Я подошел к Сержанту мерным шагом и равнодушно так сказал: «И как же мы порешили насчет свободного?» — «Какого свободного?» — удивился Сержант. «Да пятницы». — «А ты-то здесь при чем?» — «Я ни при чем. Просто вижу, что у вас затруднения принципиального характера. Морально я готов взять этот день на себя». — «Бери, — махнул рукой Сержант. — Люблю деловых людей, и не люблю болтунов, понял?» Это было уже не ко мне, а к Берестяникову, и я отбыл.

8.40

Звонок застал меня танцующим медленный вальс. Танцующая добродетель, да еще полуголая, — явление довольно редкое, и мне не хотелось, чтобы посетитель, кто бы он там ни был, делал ненужные выводы. Поэтому я проворно юркнул в постель и ушел под одеяло с головой. В конце концов, открыть дверь могли и соседи. Ведь для чего-то они, черт побери, существуют! Тем более что я сегодня никого не жду. И вообще, я, может быть, сплю. Имею я право поспать? В кои-то веки у человека появился лишний свободный день, и вот пожалуйста.

Я отвернулся к стенке и закрыл глаза. Вдруг мне почудился быстрый шелест плаща — как будто в комнату через дверь ворвался дождь, — и в ту же минуту чьи-то холодные руки схватили меня за шею и плечо.

— Еще чего! — взревел я и вывернулся из-под одеяла.

— Что, испугался? — засмеялась Наташка, наклоняясь ко мне.

Первое, что я увидел, была еь потемневшая от воды челка, прилипшая к мокрому лбу. Губы, щеки, волосы — все было в брызгах дождя.

— Ах ты уродец! — ласково сказала Наташка. — Спрятаться решил? Что же ты не закрылся от меня?

Вместо ответа я обнял ее за плечи. Наташка быстро опустилась на колени рядом с кроватью и, приоткрыв рот, потянулась ко мне, прикоснулась к щеке холодными, но мягкими губами.

— Милый мой, милый соня... — громко шептала она, целуя меня в шею, в подбородок, в плечо. — Тунеядец ты мой. На сто первый километр тебя, на выселки тебя, уродец!

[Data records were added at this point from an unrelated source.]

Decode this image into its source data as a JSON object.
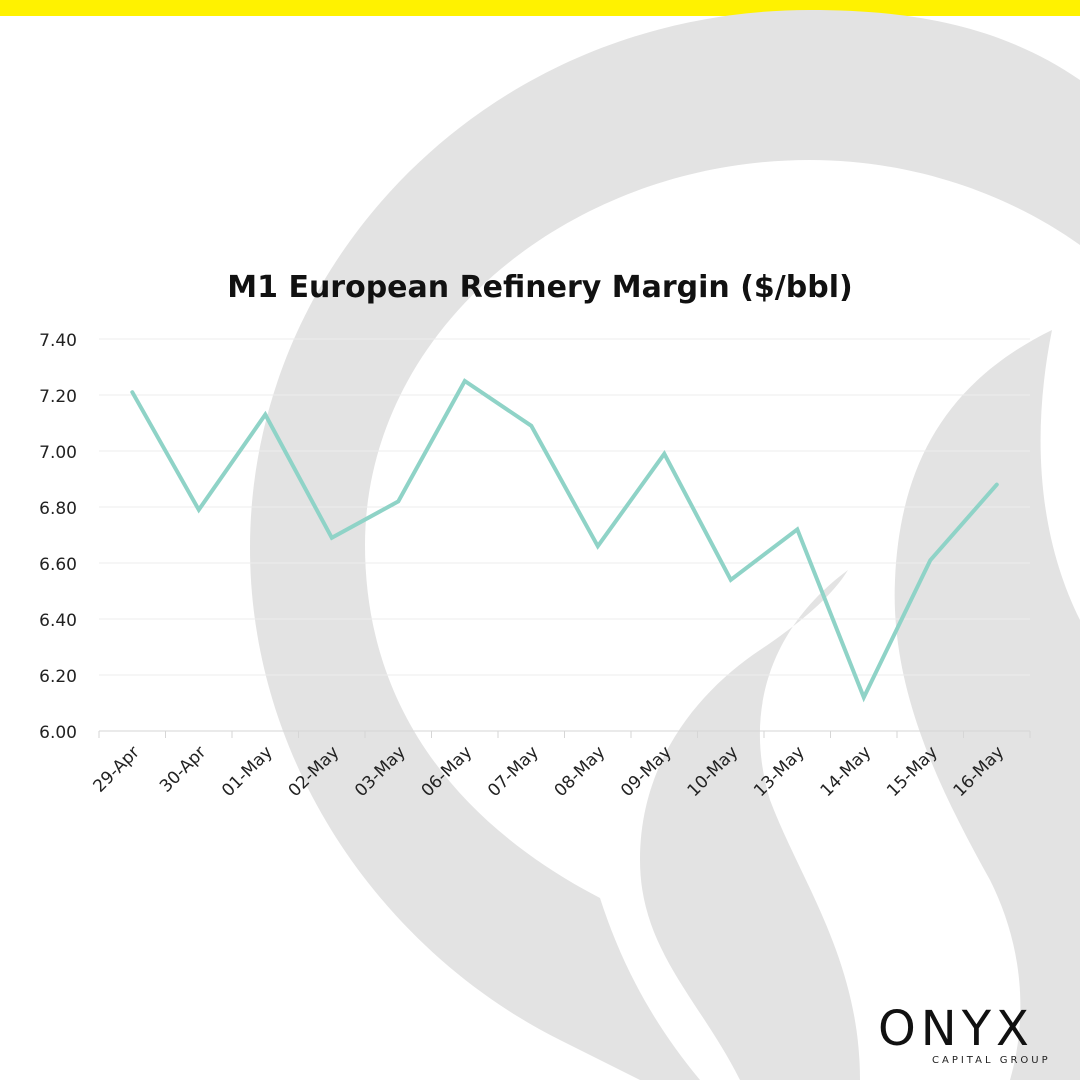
{
  "colors": {
    "accent_bar": "#fff200",
    "line": "#8fd3c7",
    "watermark": "#e3e3e3"
  },
  "brand": {
    "name": "ONYX",
    "tagline": "CAPITAL GROUP",
    "icon": "flame-icon"
  },
  "chart_data": {
    "type": "line",
    "title": "M1 European Refinery Margin ($/bbl)",
    "xlabel": "",
    "ylabel": "",
    "categories": [
      "29-Apr",
      "30-Apr",
      "01-May",
      "02-May",
      "03-May",
      "06-May",
      "07-May",
      "08-May",
      "09-May",
      "10-May",
      "13-May",
      "14-May",
      "15-May",
      "16-May"
    ],
    "series": [
      {
        "values": [
          7.21,
          6.79,
          7.13,
          6.69,
          6.82,
          7.25,
          7.09,
          6.66,
          6.99,
          6.54,
          6.72,
          6.12,
          6.61,
          6.88
        ]
      }
    ],
    "ylim": [
      6.0,
      7.4
    ],
    "yticks": [
      "6.00",
      "6.20",
      "6.40",
      "6.60",
      "6.80",
      "7.00",
      "7.20",
      "7.40"
    ],
    "grid": true,
    "legend": "none"
  }
}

Вдруг, прикрыв глаза, она резко откинула одеяло и прижалась щекой к моей груди. Стало тихо, я отчетливо слышал, как мое сердце бьется об уголок ее рта.

В наших отношениях, довольно расплывчатых и временами нудных (кино — подъезд, подъезд — кино) такой поступок можно было бы квалифицировать как скачок со взрывом. Наташка и до этого приходила ко мне, но держала меня на строгой дистанции, которую я время от времени по логике ситуации пополз... поползал (ну, как там от «поползновения»?) — короче, пробовал сократить. К нашему обоюдному успокоению, эти попытки всегда кончались полным провалом. Поэтому сейчас я был настолько растерян, что не нашел ничего лучшего, как спросить:

— А почему ты, собственно, не в институте?

— Убежала к тебе... — сонным голосом сказала она, не поднимая головы.

— Так я же на работе.

— Оно и видно...

Я погладил ее мокрые, слипшиеся, как перышки, волосы, тронул пальцами светлые брови.

Она приподнялась и посмотрела мне в лицо неподведенными (по случаю дождя) глазами.

— Я знала, что ты дома... — отчего-то жалобно проговорила она. — Мне Алешка сказал.

Берестяников был ее брат, выгнанный из дому за убеждения. Они виделись тайком от родителей — оба идеалисты. Алешка — теоретик, Наташка — идеалист-практик. «Сестра сослуживца», — подумал вдруг я, и мне стало смешно.